2009
11.29

Life often leads us down the lonely road. With no care or concern for our own desires or wants or needs. Other times it is our actions that lead us to the lonely road and our sense of adventure that pushes us down it. I find the thing about the lonely road isn’t so much that you no one beside you, but that it is such a steep decline that often you don’t see a way back out. You just keep falling, falling falling, falling; down, down, down, down. No one ever sees the exit off the lonely road, they just keep their eyes fixed on the endless miles ahead. But I guess that’s just the way things work.

“End log entry.”

Martin lay across the lounge in his quarters overlooking the 3rd moon of Theta Antares VI, fate had left him to ponder himself and what he had made of himself and desire conflicted him to become the opposite. Of course to the unsespecting eye he could be seen as a Star Fleet Captain, a research director, a base commander, a man of science and one who looked to the future for a better tomorrow. It was a hard deception to live and one that conflicted his soul. A conflict that could have no resolution, no beginning point to say ‘that was it’ or ‘it started there’.

The often lonely nights were to blame for his mind wandering, R.I.T. was a quite base at the best of times. It was easy to keep to yourself and no-one would notice until you made a sound.
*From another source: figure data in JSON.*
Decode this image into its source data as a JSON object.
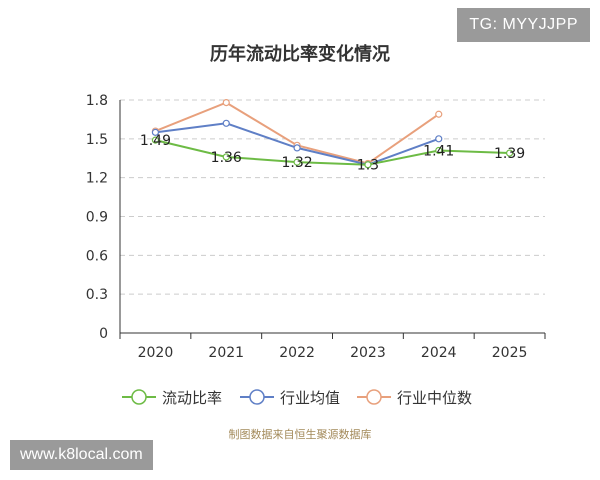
{
  "watermark_top": "TG: MYYJJPP",
  "watermark_bottom": "www.k8local.com",
  "source": "制图数据来自恒生聚源数据库",
  "chart_data": {
    "type": "line",
    "title": "历年流动比率变化情况",
    "categories": [
      "2020",
      "2021",
      "2022",
      "2023",
      "2024",
      "2025"
    ],
    "y_ticks": [
      "0",
      "0.3",
      "0.6",
      "0.9",
      "1.2",
      "1.5",
      "1.8"
    ],
    "ylim": [
      0,
      1.8
    ],
    "grid": true,
    "legend_position": "bottom",
    "series": [
      {
        "name": "流动比率",
        "color": "#6dbb45",
        "values": [
          1.49,
          1.36,
          1.32,
          1.3,
          1.41,
          1.39
        ],
        "labels": [
          "1.49",
          "1.36",
          "1.32",
          "1.3",
          "1.41",
          "1.39"
        ]
      },
      {
        "name": "行业均值",
        "color": "#5f7fc6",
        "values": [
          1.55,
          1.62,
          1.43,
          1.3,
          1.5,
          null
        ]
      },
      {
        "name": "行业中位数",
        "color": "#e8a07c",
        "values": [
          1.56,
          1.78,
          1.45,
          1.31,
          1.69,
          null
        ]
      }
    ]
  }
}
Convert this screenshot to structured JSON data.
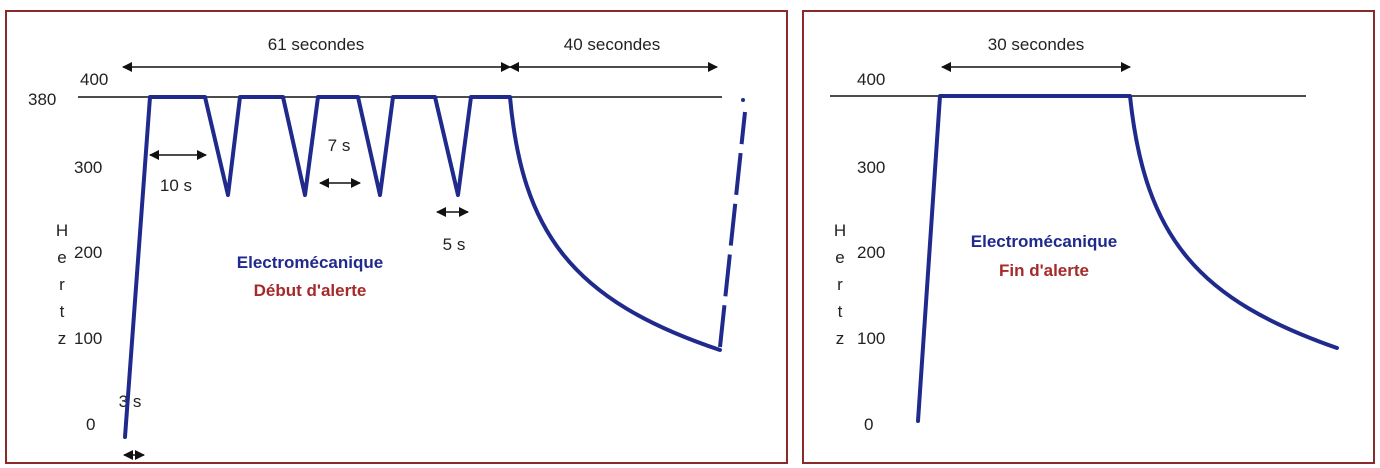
{
  "colors": {
    "frame": "#8a2a2a",
    "curve": "#1f2a8c",
    "title_blue": "#1f2a8c",
    "title_red": "#a52a2a",
    "text": "#222222"
  },
  "left_panel": {
    "title": "Electromécanique",
    "subtitle": "Début d'alerte",
    "y_axis_label": "Hertz",
    "y_ticks": [
      "0",
      "100",
      "200",
      "300",
      "380",
      "400"
    ],
    "spans": {
      "span_61": "61 secondes",
      "span_40": "40 secondes",
      "span_10": "10 s",
      "span_7": "7 s",
      "span_5": "5 s",
      "span_3": "3 s"
    }
  },
  "right_panel": {
    "title": "Electromécanique",
    "subtitle": "Fin d'alerte",
    "y_axis_label": "Hertz",
    "y_ticks": [
      "0",
      "100",
      "200",
      "300",
      "400"
    ],
    "spans": {
      "span_30": "30 secondes"
    }
  }
}
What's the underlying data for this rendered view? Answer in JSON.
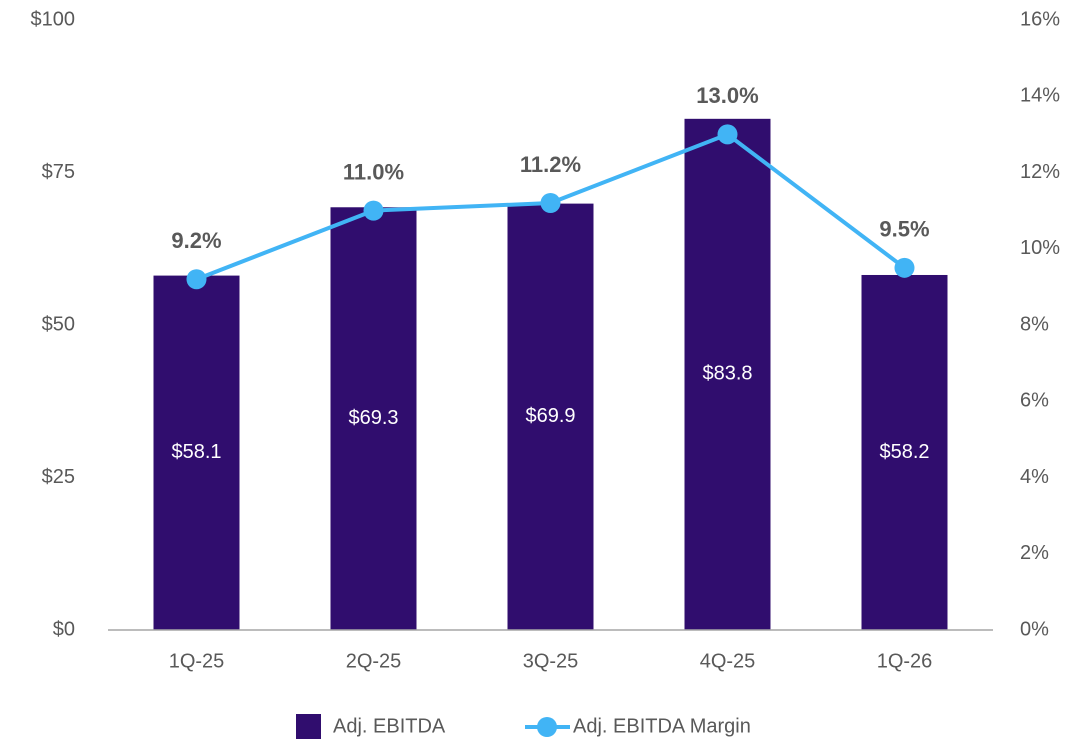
{
  "chart_data": {
    "type": "bar",
    "categories": [
      "1Q-25",
      "2Q-25",
      "3Q-25",
      "4Q-25",
      "1Q-26"
    ],
    "series": [
      {
        "name": "Adj. EBITDA",
        "type": "bar",
        "color": "#300d6e",
        "axis": "y",
        "values": [
          58.1,
          69.3,
          69.9,
          83.8,
          58.2
        ],
        "value_labels": [
          "$58.1",
          "$69.3",
          "$69.9",
          "$83.8",
          "$58.2"
        ]
      },
      {
        "name": "Adj. EBITDA Margin",
        "type": "line",
        "color": "#41b4f5",
        "axis": "y2",
        "values": [
          9.2,
          11.0,
          11.2,
          13.0,
          9.5
        ],
        "value_labels": [
          "9.2%",
          "11.0%",
          "11.2%",
          "13.0%",
          "9.5%"
        ]
      }
    ],
    "ylim": [
      0,
      100
    ],
    "yticks": [
      {
        "value": 0,
        "label": "$0"
      },
      {
        "value": 25,
        "label": "$25"
      },
      {
        "value": 50,
        "label": "$50"
      },
      {
        "value": 75,
        "label": "$75"
      },
      {
        "value": 100,
        "label": "$100"
      }
    ],
    "y2lim": [
      0,
      16
    ],
    "y2ticks": [
      {
        "value": 0,
        "label": "0%"
      },
      {
        "value": 2,
        "label": "2%"
      },
      {
        "value": 4,
        "label": "4%"
      },
      {
        "value": 6,
        "label": "6%"
      },
      {
        "value": 8,
        "label": "8%"
      },
      {
        "value": 10,
        "label": "10%"
      },
      {
        "value": 12,
        "label": "12%"
      },
      {
        "value": 14,
        "label": "14%"
      },
      {
        "value": 16,
        "label": "16%"
      }
    ],
    "grid": false,
    "legend": "bottom"
  }
}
It was home to too many minds all caught up in their own world of thinking to see past their work. The peripheral, like the wandering eye were an ironic neglection from the occupants who cased their life to looking around and considering the alternative to make a solution; not that Martin could complain. In a year not one person had noticed his private doings, his non-fleet related dealings; thankfully.
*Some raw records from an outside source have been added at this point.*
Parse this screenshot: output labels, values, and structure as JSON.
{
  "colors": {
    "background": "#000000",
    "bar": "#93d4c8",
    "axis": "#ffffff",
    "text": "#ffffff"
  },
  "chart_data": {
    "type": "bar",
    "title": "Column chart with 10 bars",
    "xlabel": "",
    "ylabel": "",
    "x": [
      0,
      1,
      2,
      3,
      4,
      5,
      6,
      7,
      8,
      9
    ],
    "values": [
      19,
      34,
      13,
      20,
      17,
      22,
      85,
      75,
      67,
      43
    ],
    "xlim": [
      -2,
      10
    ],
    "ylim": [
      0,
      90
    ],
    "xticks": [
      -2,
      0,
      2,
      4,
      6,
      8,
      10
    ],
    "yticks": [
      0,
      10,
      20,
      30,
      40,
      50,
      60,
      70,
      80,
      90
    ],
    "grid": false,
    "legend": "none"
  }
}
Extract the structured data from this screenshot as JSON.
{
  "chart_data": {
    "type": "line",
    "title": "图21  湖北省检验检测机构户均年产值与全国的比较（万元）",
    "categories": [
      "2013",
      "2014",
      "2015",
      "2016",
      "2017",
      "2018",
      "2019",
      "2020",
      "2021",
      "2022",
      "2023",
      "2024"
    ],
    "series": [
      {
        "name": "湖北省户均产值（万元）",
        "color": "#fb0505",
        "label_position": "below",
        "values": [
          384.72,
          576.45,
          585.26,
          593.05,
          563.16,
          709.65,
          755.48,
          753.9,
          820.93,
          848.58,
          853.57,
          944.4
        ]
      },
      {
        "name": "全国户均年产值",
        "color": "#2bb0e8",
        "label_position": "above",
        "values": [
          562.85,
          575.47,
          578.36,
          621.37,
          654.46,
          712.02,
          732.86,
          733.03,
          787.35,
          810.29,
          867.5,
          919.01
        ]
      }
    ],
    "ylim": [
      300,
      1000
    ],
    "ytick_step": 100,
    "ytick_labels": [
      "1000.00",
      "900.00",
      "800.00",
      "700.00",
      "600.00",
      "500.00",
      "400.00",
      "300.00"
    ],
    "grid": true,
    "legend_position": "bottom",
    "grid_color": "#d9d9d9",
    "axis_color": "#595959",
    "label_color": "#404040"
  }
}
Letting out a sigh, martin got out of his slump and push past the mess on the floor of his quarters toward his replicator, “Coffee, white with vanilla extract.” With that a cup matirialized on the replicator, it was warm and the vanilla extract smell filled the room quickly, it was Martin’s favorite drink and often called his ‘thinking drink’; this was because of a typical pace up and down his quarters. But this was not today, Martin just made his way back to his lounge and conceded to himself, “There probably is a way out, but I in it too far and any step backwards would just probably set off an alarm. Atleast I have you,” looking at his cup, “you always seem to replicate there to comfort me yet you never tell me that talking to an inanimate object is the first sign of a delusional mind.”